Adbhar (historically Ashtadwar) is a historical town and a nagar panchayat in Sakti district in the state of Chhattisgarh in India.

History
Thirteen photos from the town have been preserved at British Library. Ancient copper plates issued by a historical king NannaRaja  from capital of Sirpur, dating back to the 7th century  have been collected from the town. Four books of exact sciences in Sanskrit have been collected by an American mathematician David Pingree from this town indicating the town's intellectual and social role since ancient times.

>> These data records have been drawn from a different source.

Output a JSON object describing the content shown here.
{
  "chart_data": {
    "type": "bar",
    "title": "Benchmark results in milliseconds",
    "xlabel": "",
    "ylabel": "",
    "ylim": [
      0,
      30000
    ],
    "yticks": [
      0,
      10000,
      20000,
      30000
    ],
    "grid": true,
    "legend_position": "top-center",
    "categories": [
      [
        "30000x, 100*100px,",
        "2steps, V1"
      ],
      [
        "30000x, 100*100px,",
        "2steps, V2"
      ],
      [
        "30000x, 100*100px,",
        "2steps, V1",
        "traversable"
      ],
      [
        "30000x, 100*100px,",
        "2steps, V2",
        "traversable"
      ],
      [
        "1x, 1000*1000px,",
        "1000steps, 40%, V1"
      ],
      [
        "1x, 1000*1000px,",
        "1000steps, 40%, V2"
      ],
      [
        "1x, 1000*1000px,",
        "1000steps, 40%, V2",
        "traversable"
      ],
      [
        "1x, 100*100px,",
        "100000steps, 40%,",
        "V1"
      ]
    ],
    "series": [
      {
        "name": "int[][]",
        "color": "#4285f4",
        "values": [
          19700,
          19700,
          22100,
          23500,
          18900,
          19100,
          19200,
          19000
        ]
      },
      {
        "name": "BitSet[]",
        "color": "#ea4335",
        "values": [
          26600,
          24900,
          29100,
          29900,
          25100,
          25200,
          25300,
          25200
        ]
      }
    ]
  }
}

Apart from that the town has also remains of Jain and Buddhist cultures, a number of Shiva lingas, large numbers of lakes (and ponds) which used to be 126 in numbers as believed locally, remains of moat of ancient kings and a lake (pond) with endangered species of giant sized Leatherback freshwater Turtle.

Demographics
As per 2011 census, the town had population of 7,272 of which 3,572 are males while 3,700 are females. Population of Children with age of 0-6 is 897 which is 12.33% of total population. Female Sex Ratio is of 1036 against state average of 991. Moreover, Child Sex Ratio in Adbhar is around 1039 compared to Chhattisgarh state average of 969.Literacy rate  is 73.74% higher than state average of 70.28% with Male literacy around 82.31% while female literacy rate is 65.46%.Schedule Caste (SC) constitutes 24.71% while Schedule Tribe (ST) were 11.01% of total population. The population includes majority of Hindu population while Muslims and Christians are minority and very few in numbers.

Temples
The Ashtabhuji Temple of the town (historically a Shiva temple) is considered to be one of the great Shaktipeethas of Goddess Durga with a rare life sized idol of Goddess Ashtabhuji  and which is in good condition.

Transport
The town is well connected at a distance of 10 km south-east from Sakti railway station of Howrah–Nagpur–Mumbai line and 10 km south-west from Kharsiya railway station in the same railway line and 10 km from National Highway 200 at Sakti. Nearest domestic airport is Raipur airport at a distance of 200 km.